At a work session in December, Don Pierce, executive director of the Washington State Association of Sheriffs and Police Chiefs, warned that some neighborhoods in the state are “nearly under siege” from gang violence.
The House Public Safety and Emergency Preparedness Committee will hold a public hearing to discuss the bill at 1:30 p.m. Wednesday, Jan. 19, in the John O’Brien Building, Hearing Room D.
“I’m looking forward to a thorough discussion about this legislation,” Rep. Ross said. “Some of my constituents will be making a strong case for action now to address the plague of criminal street gangs in our communities.”

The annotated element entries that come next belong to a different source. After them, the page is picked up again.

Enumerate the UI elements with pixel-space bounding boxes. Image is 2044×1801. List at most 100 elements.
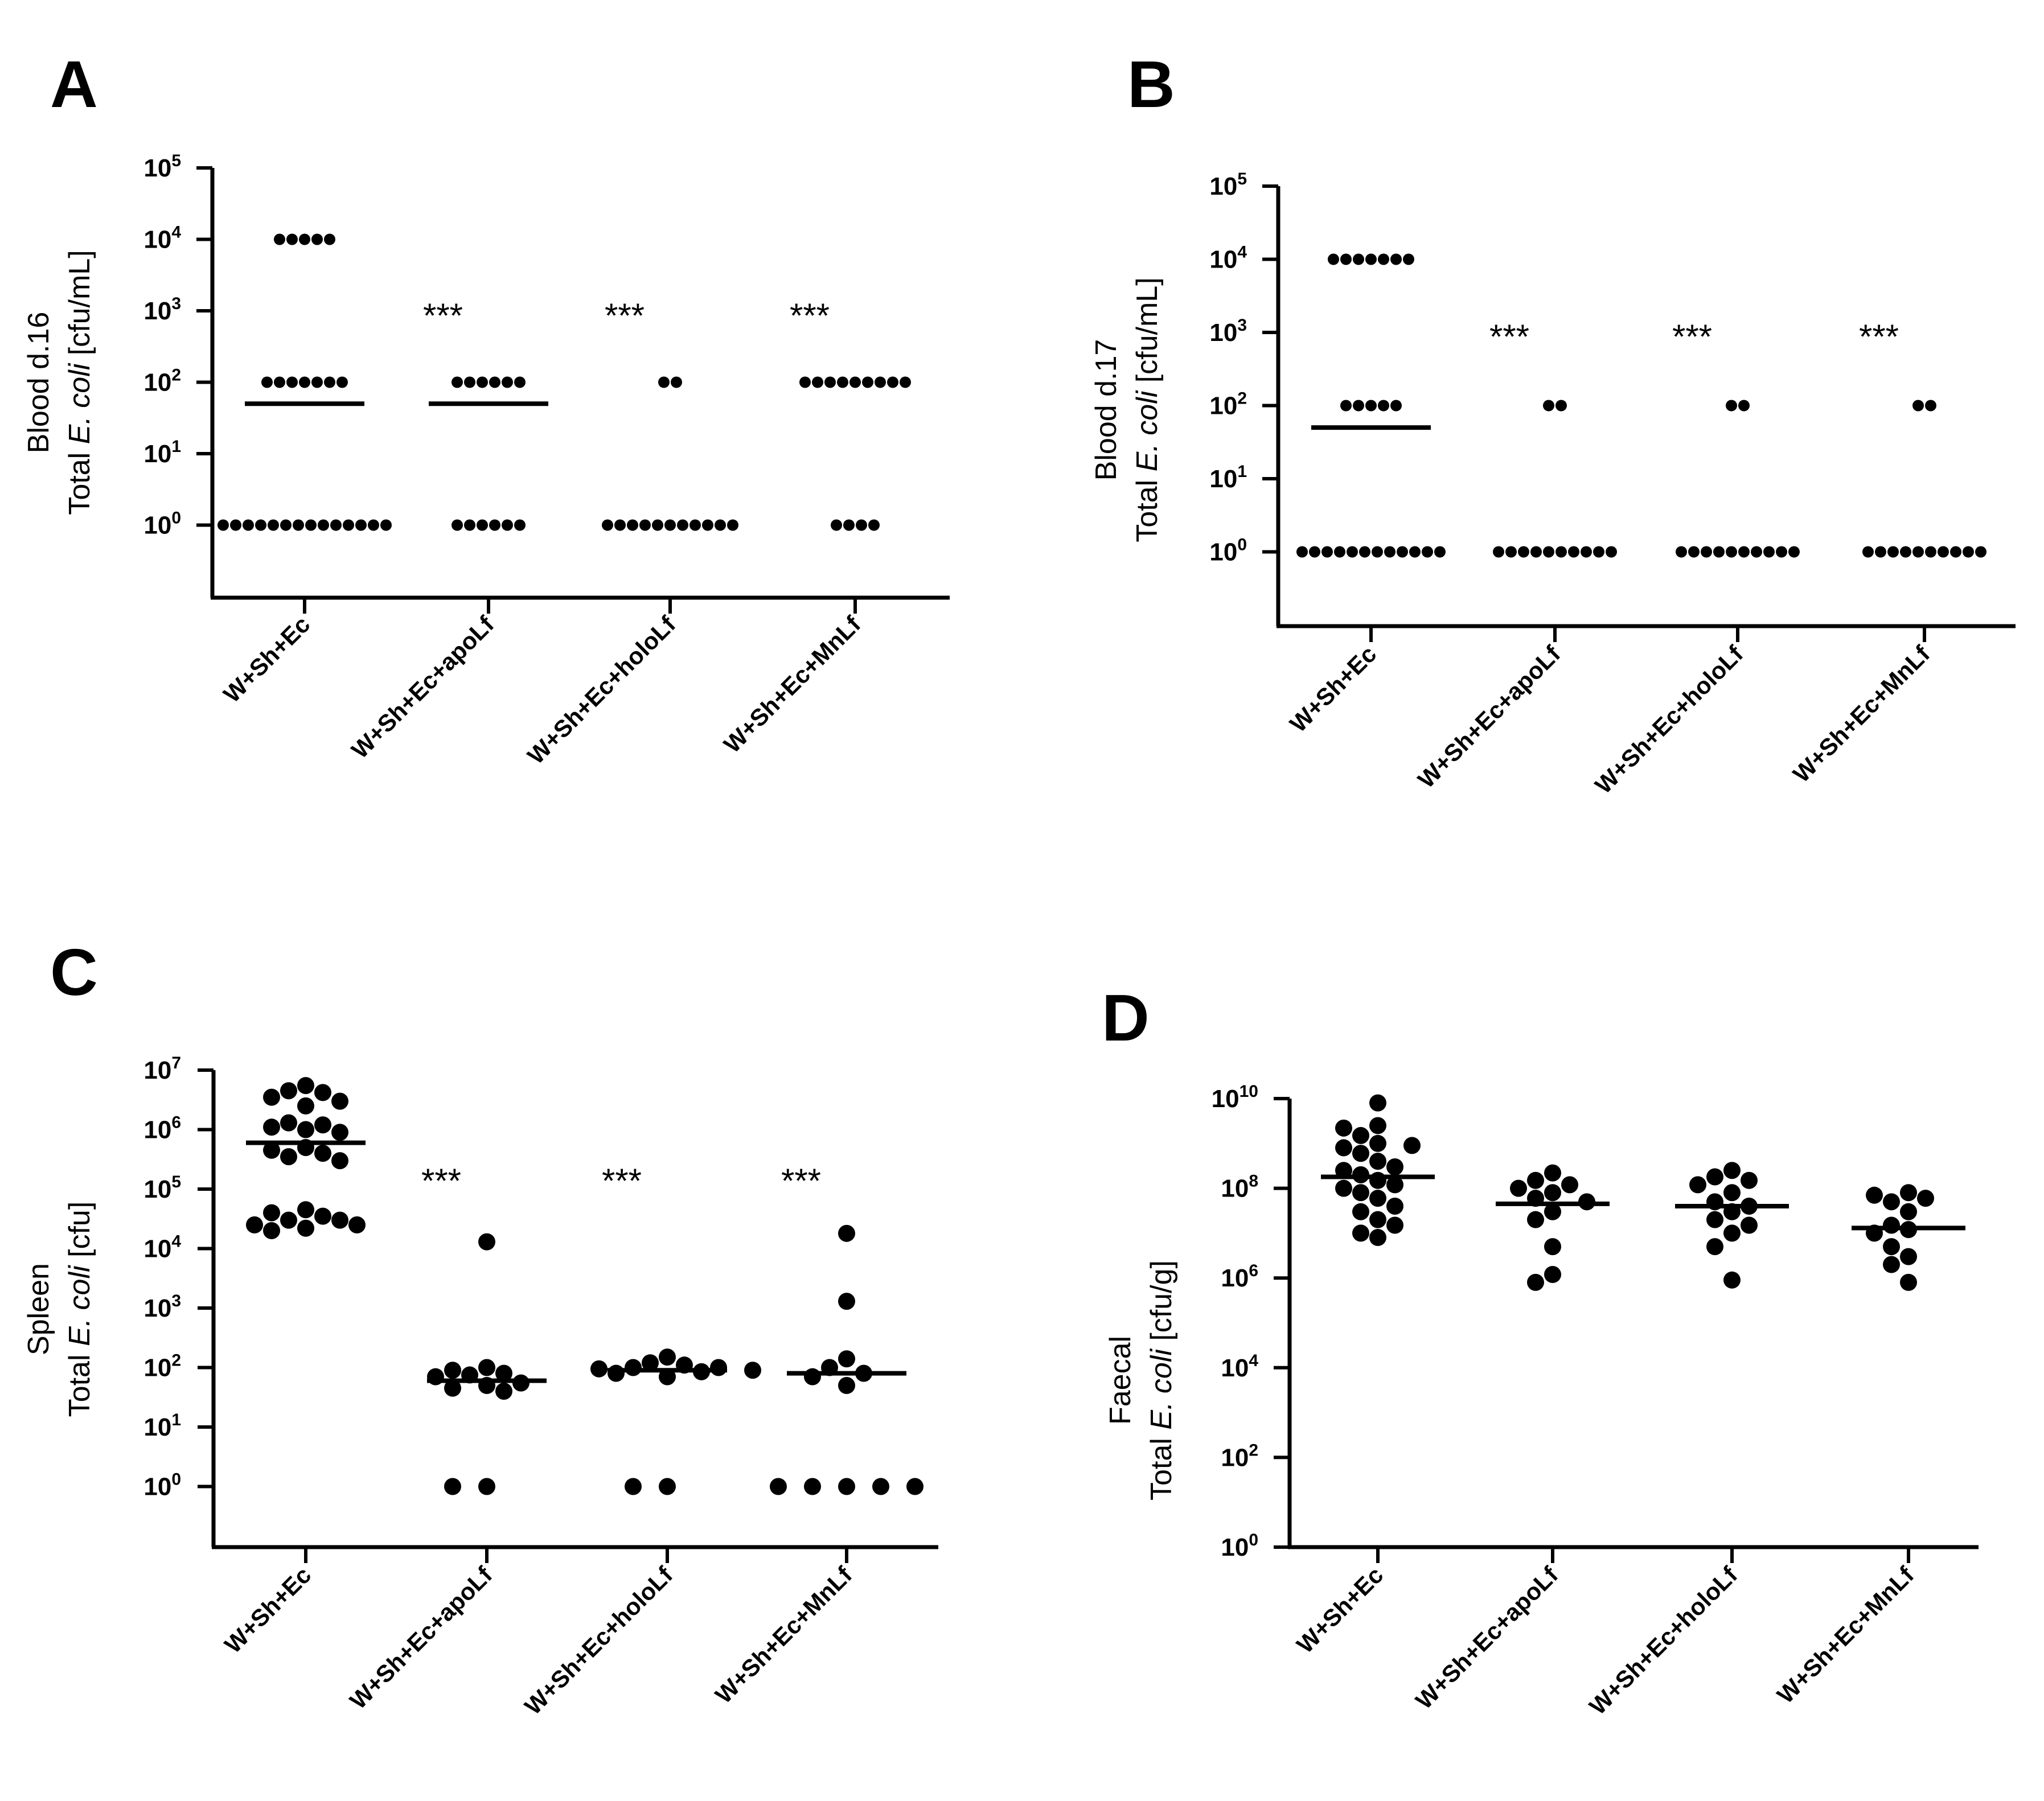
data-point — [1688, 546, 1700, 558]
data-point — [305, 519, 317, 531]
data-point — [263, 1088, 280, 1106]
y-axis-title: Blood d.17Total E. coli [cfu/mL] — [1090, 277, 1164, 542]
data-point — [331, 1092, 348, 1110]
y-tick-label: 103 — [143, 294, 181, 325]
data-point — [1359, 546, 1370, 558]
data-point — [297, 1121, 314, 1138]
data-point — [1352, 1203, 1369, 1220]
data-point — [608, 1364, 625, 1382]
data-point — [478, 1478, 495, 1495]
data-point — [514, 376, 526, 388]
panel-letter: C — [50, 935, 98, 1009]
y-tick-label: 100 — [143, 1470, 181, 1501]
data-point — [1369, 1134, 1386, 1152]
data-point — [1369, 1171, 1386, 1189]
group-1: W+Sh+Ec — [1284, 253, 1446, 737]
data-point — [1518, 546, 1529, 558]
group-1: W+Sh+Ec — [1291, 1094, 1435, 1658]
data-point — [1544, 1238, 1561, 1256]
significance-stars: *** — [1859, 318, 1899, 356]
y-tick-label: 101 — [143, 1411, 181, 1441]
data-point — [1555, 546, 1567, 558]
group-3: W+Sh+Ec+holoLf *** — [519, 1162, 761, 1720]
data-point — [268, 519, 279, 531]
y-tick-label: 104 — [1209, 243, 1247, 274]
data-point — [1883, 1256, 1900, 1273]
category-label: W+Sh+Ec — [219, 1561, 316, 1658]
data-point — [625, 1478, 642, 1495]
data-point — [246, 1216, 263, 1233]
data-point — [1706, 1238, 1723, 1256]
data-point — [311, 233, 323, 245]
data-point — [495, 1364, 512, 1382]
data-point — [286, 376, 298, 388]
data-point — [1938, 546, 1949, 558]
data-point — [1335, 1179, 1352, 1197]
y-tick-label: 103 — [1209, 316, 1247, 347]
data-point — [831, 519, 842, 531]
y-tick-label: 106 — [1221, 1261, 1258, 1292]
data-point — [314, 1145, 331, 1162]
y-tick-label: 102 — [1221, 1441, 1258, 1471]
data-point — [1543, 546, 1554, 558]
data-point — [1530, 546, 1542, 558]
data-point — [625, 1359, 642, 1376]
data-point — [343, 519, 354, 531]
data-point — [900, 376, 911, 388]
data-point — [314, 1084, 331, 1101]
y-tick-label: 102 — [1209, 389, 1247, 420]
group-3: W+Sh+Ec+holoLf *** — [522, 297, 738, 769]
data-point — [1689, 1176, 1706, 1194]
data-point — [642, 1354, 659, 1372]
category-label: W+Sh+Ec+MnLf — [710, 1561, 857, 1708]
data-point — [1726, 546, 1737, 558]
data-point — [1925, 400, 1936, 412]
data-point — [1561, 1176, 1578, 1194]
data-point — [1365, 253, 1377, 265]
data-point — [1505, 546, 1517, 558]
data-point — [1723, 1184, 1741, 1202]
data-point — [297, 1219, 314, 1237]
data-point — [1963, 546, 1974, 558]
data-point — [862, 376, 873, 388]
data-point — [590, 1360, 608, 1378]
data-point — [1738, 546, 1750, 558]
data-point — [838, 1350, 855, 1368]
group-3: W+Sh+Ec+holoLf — [1584, 1162, 1789, 1720]
data-point — [331, 1211, 348, 1229]
data-point — [243, 519, 254, 531]
y-tick-label: 104 — [143, 1232, 181, 1263]
data-point — [1900, 1248, 1917, 1265]
data-point — [1527, 1211, 1544, 1228]
group-1: W+Sh+Ec — [217, 233, 392, 708]
data-point — [1386, 1176, 1403, 1194]
data-point — [804, 1478, 821, 1495]
data-point — [671, 376, 682, 388]
data-point — [659, 1478, 676, 1495]
significance-stars: *** — [1672, 318, 1712, 356]
data-point — [1334, 546, 1345, 558]
data-point — [1723, 1162, 1741, 1179]
data-point — [770, 1478, 787, 1495]
y-tick-label: 103 — [143, 1292, 181, 1322]
data-point — [263, 1204, 280, 1222]
data-point — [727, 519, 738, 531]
data-point — [1701, 546, 1712, 558]
data-point — [297, 1097, 314, 1115]
y-tick-label: 106 — [143, 1113, 181, 1144]
data-point — [812, 376, 823, 388]
data-point — [1386, 1197, 1403, 1215]
data-point — [1900, 546, 1911, 558]
data-point — [1352, 1126, 1369, 1144]
data-point — [1883, 1193, 1900, 1211]
data-point — [280, 1148, 297, 1166]
data-point — [875, 376, 886, 388]
data-point — [1544, 1265, 1561, 1283]
category-label: W+Sh+Ec+holoLf — [1590, 640, 1749, 799]
y-tick-label: 102 — [143, 366, 181, 397]
data-point — [1372, 546, 1383, 558]
data-point — [1353, 400, 1364, 412]
data-point — [1776, 546, 1787, 558]
data-point — [1296, 546, 1308, 558]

“This legislation is another tool that empowers citizens and local law enforcement to fight back against the terrible scourge of gangs,” said Rep. Kirk Pearson, R-Monroe, the Republican leader on the House Public Safety and Emergency Preparedness Committee. “Families need to know we are putting in place all the pieces to better protect them from the damage created by gang activities.”